KCB Group Kenya’s largest bank by assets, has posted a 1.9 per cent drop in net earnings for the first quarter on the back of lower interest income as the rate caps regime narrowed lenders’ spreads.
The listed bank said net profit stood at Sh4.54 billion in the three months to March 2017 compared to Sh4.63 billion in quarter one last year.
Joshua Oigara, chief executive at KCB, also blamed the performance on the civil strife, devaluation of Juba’s currency and hyperinflation in South Sudan which impacted the lender’s earnings.
Net interest earnings tanked by Sh514 million to Sh10.3 billion, despite a Sh49 billion bump in loan book to hit Sh395.4 billion as at March 2017.
“We have witnessed an increasingly challenging operating environment across all markets.
“In Kenya, the interest rate caps have made it difficult to price for risk whereas some of our subsidiaries are experiencing high inflation and shortage of foreign currency,” said Mr Oigara.
Non-interest income from fees and commissions as well as forex trading grew by a fifth to hit Sh5.5 billion in the period under review.
Interest paid on deposits declined by 27 per cent to Sh3.8 billion from Sh5.2 billion in March 2015, a pointer that KCB could have shifted customer accounts to transactional accounts to avoid the set seven per cent deposit rate or rejected expensive deposits.

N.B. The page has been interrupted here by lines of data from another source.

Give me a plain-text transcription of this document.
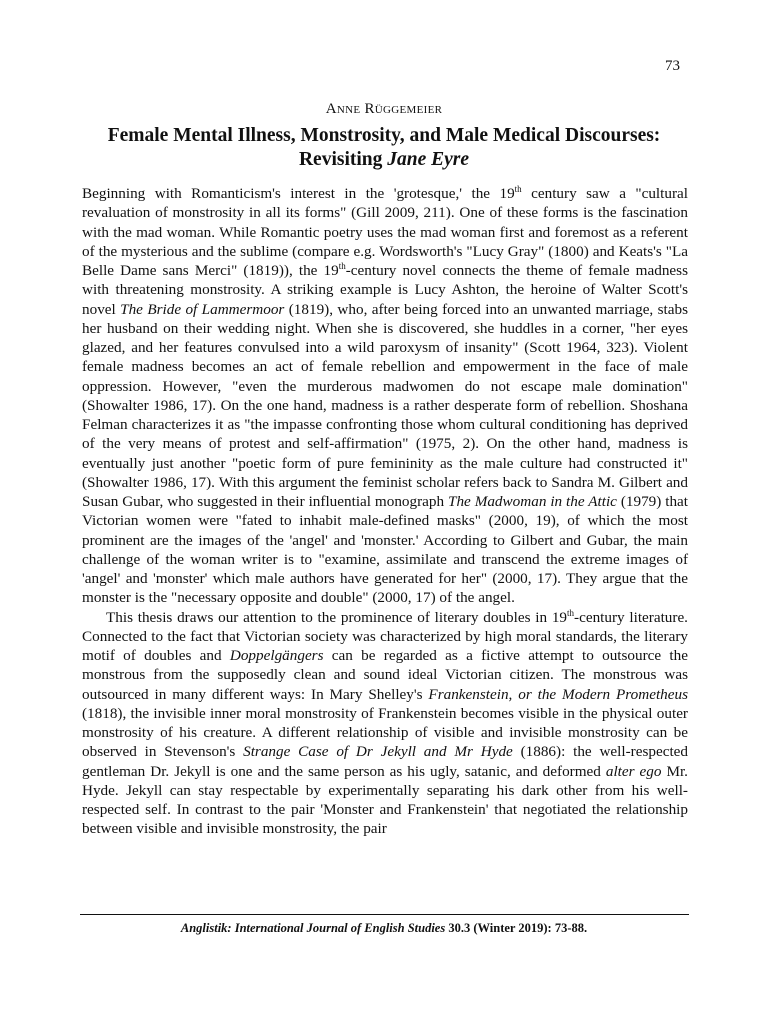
73
Anne Rüggemeier
Female Mental Illness, Monstrosity, and Male Medical Discourses:
Revisiting Jane Eyre

Beginning with Romanticism's interest in the 'grotesque,' the 19th century saw a "cultural revaluation of monstrosity in all its forms" (Gill 2009, 211). One of these forms is the fascination with the mad woman. While Romantic poetry uses the mad woman first and foremost as a referent of the mysterious and the sublime (compare e.g. Wordsworth's "Lucy Gray" (1800) and Keats's "La Belle Dame sans Merci" (1819)), the 19th-century novel connects the theme of female madness with threatening monstrosity. A striking example is Lucy Ashton, the heroine of Walter Scott's novel The Bride of Lammermoor (1819), who, after being forced into an unwanted marriage, stabs her husband on their wedding night. When she is discovered, she huddles in a corner, "her eyes glazed, and her features convulsed into a wild paroxysm of insanity" (Scott 1964, 323). Violent female madness becomes an act of female rebellion and empowerment in the face of male oppression. However, "even the murderous madwomen do not escape male domination" (Showalter 1986, 17). On the one hand, madness is a rather desperate form of rebellion. Shoshana Felman characterizes it as "the impasse confronting those whom cultural conditioning has deprived of the very means of protest and self-affirmation" (1975, 2). On the other hand, madness is eventually just another "poetic form of pure femininity as the male culture had constructed it" (Showalter 1986, 17). With this argument the feminist scholar refers back to Sandra M. Gilbert and Susan Gubar, who suggested in their influential monograph The Madwoman in the Attic (1979) that Victorian women were "fated to inhabit male-defined masks" (2000, 19), of which the most prominent are the images of the 'angel' and 'monster.' According to Gilbert and Gubar, the main challenge of the woman writer is to "examine, assimilate and transcend the extreme images of 'angel' and 'monster' which male authors have generated for her" (2000, 17). They argue that the monster is the "necessary opposite and double" (2000, 17) of the angel.

This thesis draws our attention to the prominence of literary doubles in 19th-century literature. Connected to the fact that Victorian society was characterized by high moral standards, the literary motif of doubles and Doppelgängers can be regarded as a fictive attempt to outsource the monstrous from the supposedly clean and sound ideal Victorian citizen. The monstrous was outsourced in many different ways: In Mary Shelley's Frankenstein, or the Modern Prometheus (1818), the invisible inner moral monstrosity of Frankenstein becomes visible in the physical outer monstrosity of his creature. A different relationship of visible and invisible monstrosity can be observed in Stevenson's Strange Case of Dr Jekyll and Mr Hyde (1886): the well-respected gentleman Dr. Jekyll is one and the same person as his ugly, satanic, and deformed alter ego Mr. Hyde. Jekyll can stay respectable by experimentally separating his dark other from his well-respected self. In contrast to the pair 'Monster and Frankenstein' that negotiated the relationship between visible and invisible monstrosity, the pair

Anglistik: International Journal of English Studies 30.3 (Winter 2019): 73-88.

Mr Oigara said the lender is banking on technology to cut operating costs, which surged by Sh446.4 million to Sh9.3 billion in the quarter under review.
“The future lies in leveraging technology to drive efficiencies in our operations in order to serve our customers better with relevant products that meet their expectations,” he said.
Provisions for toxic loans dropped 30 per cent to Sh958 million from Sh1.3 billion in the first three months of last year.
This is despite gross volume of non-performing loans growing to Sh27.4 billion from Sh26.3 billion in March 2016.
On South Sudan, KCB said it is closing some of its 19 branches in the war-torn country as a strategy to protect shareholder wealth, having booked a Sh3.4 billion hit due to hyperinflation in 2016.
“The group continues to monitor South Sudan’s overall performance and appropriate optimisation measures are being executed,” said Mr. Oigara.